Umweltverbände rechnen nicht mit einem schnellen Ende im Verfahren zur Vertiefung des Flusses

Hamburg. Niemand, auch die klagenden Umweltverbände nicht, hat ursprünglich damit gerechnet, dass im Jahr 2015 um die Elbvertiefung noch immer vor Gericht gestritten wird. Doch das deutsche und das europäische Recht, das es hierbei auszulegen gilt, ist weit komplexer als gedacht. „Es gibt viele offene Aspekte, die den weiteren Verlauf des Verfahrens bestimmen werden: natürlich zuvorderst die Frage, wie sich der Europäische Gerichtshof äußern wird“, sagte Manfred Braasch , der Landesgeschäftsführer des BUND in Hamburg, dem Abendblatt. „Dann aber auch die Frage, ob die notwendigen Planänderungen der Planungsbehörden eine erneute Beteiligung der Öffentlichkeit notwendig machen. Oder ob sich das Bundesverwaltungsgericht zunächst mit der Weservertiefung oder mit der Elbvertiefung befassen wird.“

Die Umweltverbände BUND und Nabu, unterstützt vom WWF, hatten in den vergangenen Jahren die geplanten Erweiterungen von Weser und Elbe am Bundesverwaltungsgericht in Leipzig beklagt und die jeweilige Umsetzung damit gestoppt. Beide Planungsverfahren weisen große Unterschiede auf, sie führen aber in einem Punkt wieder zusammen: Der 7. Senat des Bundesverwaltungsgerichts, der für beide Fälle zuständig ist, will für das weitere Vorgehen zunächst abwarten, wie der Europäische Gerichtshof (EuGH) in Luxemburg das europäische Gewässerrecht präzisiert. Der Generalanwalt am EuGH hat dazu im Oktober ein Gutachten vorgelegt, auf dessen Grundlage die europäischen Richter voraussichtlich im April oder Mai entscheiden. „Wir glauben, dass der Generalanwalt am EuGH in seinem Gutachten auf einem Verbesserungsgebot für die europäischen Gewässer besteht, das im Zuge von Baumaßnahmen wie der Fahrrinnenanpassung greifen muss. Insofern wird die Auslegung der Wasserrichtlinie durch den Europäischen Gerichtshof nach unserer Einschätzung streng ausfallen“, sagte Braasch.

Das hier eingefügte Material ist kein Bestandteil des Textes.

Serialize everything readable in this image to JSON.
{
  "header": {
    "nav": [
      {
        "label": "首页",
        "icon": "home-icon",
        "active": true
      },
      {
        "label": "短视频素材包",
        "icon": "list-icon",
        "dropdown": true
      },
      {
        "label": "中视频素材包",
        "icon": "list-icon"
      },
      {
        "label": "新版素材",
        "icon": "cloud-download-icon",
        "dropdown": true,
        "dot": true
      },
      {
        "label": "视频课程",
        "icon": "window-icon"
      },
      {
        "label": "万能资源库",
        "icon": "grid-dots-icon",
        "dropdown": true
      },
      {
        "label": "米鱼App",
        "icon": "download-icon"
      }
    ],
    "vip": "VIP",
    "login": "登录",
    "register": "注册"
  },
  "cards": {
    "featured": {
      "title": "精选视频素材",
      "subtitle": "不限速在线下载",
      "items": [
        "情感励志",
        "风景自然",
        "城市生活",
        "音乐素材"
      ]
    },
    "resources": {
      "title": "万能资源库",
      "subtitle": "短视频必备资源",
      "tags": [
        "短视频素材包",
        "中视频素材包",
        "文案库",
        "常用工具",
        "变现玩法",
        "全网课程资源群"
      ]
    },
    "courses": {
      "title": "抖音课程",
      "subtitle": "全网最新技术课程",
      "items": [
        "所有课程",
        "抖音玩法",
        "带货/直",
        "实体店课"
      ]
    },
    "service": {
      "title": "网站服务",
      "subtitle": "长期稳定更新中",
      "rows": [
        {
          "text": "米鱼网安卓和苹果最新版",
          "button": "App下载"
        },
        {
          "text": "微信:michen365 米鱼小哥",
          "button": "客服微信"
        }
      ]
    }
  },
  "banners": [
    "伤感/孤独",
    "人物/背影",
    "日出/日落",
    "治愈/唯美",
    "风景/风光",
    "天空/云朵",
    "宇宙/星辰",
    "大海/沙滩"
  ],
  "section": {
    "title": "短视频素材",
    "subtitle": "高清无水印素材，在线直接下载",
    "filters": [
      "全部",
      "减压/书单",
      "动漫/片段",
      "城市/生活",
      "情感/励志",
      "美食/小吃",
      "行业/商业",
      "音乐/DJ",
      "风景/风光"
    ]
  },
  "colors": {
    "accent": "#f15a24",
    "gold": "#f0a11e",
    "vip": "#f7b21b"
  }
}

Auch der WWF erwartet, dass der EuGH das europäische Gewässerrecht im Sinne der klagenden Verbände auslegt: „Der Sauerstoffgehalt in der Elbe sinkt immer wieder bedrohlich, so wie auch im vergangenen Sommer, als es bei Hamburg wieder ein großes Fischsterben gab“, sagte Beatrice Claus vom WWF dem Abendblatt. „Wir glauben, dass sich die Sauerstoffsituation in der Elbe durch eine weitere Vertiefung des Flusses weiter verschlechtern wird.“ Hamburg verstoße bereits ohne eine weitere Vertiefung der Elbe gegen das Verbesserungsgebot der Wasserrahmenrichtlinie. Die Stadt habe in den vergangenen Jahren „nichts unternommen, um den Sauerstoffeintrag in den Fluss zu verbessern“.

Hamburgs Senat wiederum konzentriert sich darauf, die Planungsbehörden der Stadt und des Bundes bei der vom Gericht erbetenen Nachbearbeitung der Planungsunterlagen zu unterstützen. „Wir sind zuversichtlich, dass die benötigte Fahrrinnenanpassung zulässig ist und auch kommt. Außerdem werden wir uns an Spekulationen über mögliche Termine nicht beteiligen“, sagte Wirtschaftssenator Frank Horch (parteilos) dem Abendblatt.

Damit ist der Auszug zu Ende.